Вы здесь

Бог свободы и проблема зла (Протопресвитер Александр Шмеман)

Протопресвитер Александр Шмеман

Преимущество неверия

В споре между верой и неверием, который ведется извечно, а не только в наши дни и не между людьми только, но и в каждой душе человеческой, самый трудный вопрос для веры — этот: «Откуда и почему столько зла в мире?» Как часто приходится слышать: «Если бы ваш Бог существовал, разве Он допустил бы все это? Допустил бы это переполняющее мир страдание, личное и коллективное, эти несчастья, болезни, ужас разлуки и смерти, бесконечное торжество несправедливости, ненависти и насилия?»

В романе «Братья Карамазовы» Достоевский сводит все это к знаменитому вопросу о слезинке замученного ребенка.
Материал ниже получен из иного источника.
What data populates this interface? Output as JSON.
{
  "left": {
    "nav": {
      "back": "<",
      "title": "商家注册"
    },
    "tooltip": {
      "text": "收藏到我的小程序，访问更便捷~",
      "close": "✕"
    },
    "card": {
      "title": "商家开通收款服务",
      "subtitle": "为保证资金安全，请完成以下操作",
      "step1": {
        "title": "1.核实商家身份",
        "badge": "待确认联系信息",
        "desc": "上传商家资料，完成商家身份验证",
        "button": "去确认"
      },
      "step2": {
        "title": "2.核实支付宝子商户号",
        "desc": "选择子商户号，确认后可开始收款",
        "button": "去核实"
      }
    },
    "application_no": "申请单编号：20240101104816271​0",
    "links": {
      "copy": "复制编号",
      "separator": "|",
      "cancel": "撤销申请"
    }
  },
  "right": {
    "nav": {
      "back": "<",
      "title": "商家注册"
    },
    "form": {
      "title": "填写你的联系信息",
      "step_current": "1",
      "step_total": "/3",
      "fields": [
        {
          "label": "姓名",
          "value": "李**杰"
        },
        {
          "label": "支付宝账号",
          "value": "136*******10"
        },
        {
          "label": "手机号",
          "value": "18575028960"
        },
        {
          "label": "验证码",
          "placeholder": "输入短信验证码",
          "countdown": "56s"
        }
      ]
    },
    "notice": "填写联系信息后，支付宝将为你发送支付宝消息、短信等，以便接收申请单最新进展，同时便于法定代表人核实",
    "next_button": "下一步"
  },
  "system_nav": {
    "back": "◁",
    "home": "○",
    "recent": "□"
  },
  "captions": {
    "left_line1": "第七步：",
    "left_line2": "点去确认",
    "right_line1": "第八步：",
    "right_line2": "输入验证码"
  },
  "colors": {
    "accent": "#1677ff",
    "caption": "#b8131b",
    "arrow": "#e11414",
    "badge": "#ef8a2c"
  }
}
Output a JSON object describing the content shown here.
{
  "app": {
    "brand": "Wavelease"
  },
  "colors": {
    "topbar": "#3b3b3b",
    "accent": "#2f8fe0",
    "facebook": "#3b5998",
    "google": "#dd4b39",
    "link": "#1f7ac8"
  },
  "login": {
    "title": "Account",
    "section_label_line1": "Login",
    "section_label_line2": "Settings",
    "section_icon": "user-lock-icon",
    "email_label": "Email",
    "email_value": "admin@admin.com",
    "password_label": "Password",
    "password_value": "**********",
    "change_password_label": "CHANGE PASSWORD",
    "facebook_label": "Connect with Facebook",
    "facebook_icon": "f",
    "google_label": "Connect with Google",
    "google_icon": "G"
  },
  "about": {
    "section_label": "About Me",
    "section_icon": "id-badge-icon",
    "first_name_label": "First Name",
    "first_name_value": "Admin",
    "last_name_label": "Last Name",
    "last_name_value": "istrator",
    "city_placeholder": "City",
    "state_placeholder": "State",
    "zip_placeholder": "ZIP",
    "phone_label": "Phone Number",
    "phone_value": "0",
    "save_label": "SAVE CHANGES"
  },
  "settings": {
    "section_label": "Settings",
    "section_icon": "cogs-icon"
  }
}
Иван Карамазов утверждает, что такого допустить нельзя, а если Бог допускает и малейшее зло в целях какой-то непонятной «будущей гармонии», то он почтительнейше возвращает Ему «билет».

Неверию легче ответить на этот мучительный вопрос, ибо оно не претендует на веру в доброго, любящего, всеблагого Бога и потому не обращается к Нему с вопросом, как же допускает Он нескончаемые мучения сотворенного Им, да еще по Своему образу и подобию, человека. Неверие как бы говорит: «Попробуем это зло и это мучение ослабить, уменьшить. Сделаем, что можем».

Но дальше этого неверие не идет, ибо зло в мире так же естественно для него, как плохая погода, наводнения, эпидемии. Защита от дождя — зонтик, от наводнения — заградительные сооружения, от эпидемий — профилактика и медикаменты. Тут нет вопроса о происхождении зла и ответственности за него, а только о той или иной форме борьбы с ним. И потому неверие в этом споре имеет преимущество над верой. Больше того: вера очень часто кажется неверию малодушным бегством от зла и настоящей борьбы с ним.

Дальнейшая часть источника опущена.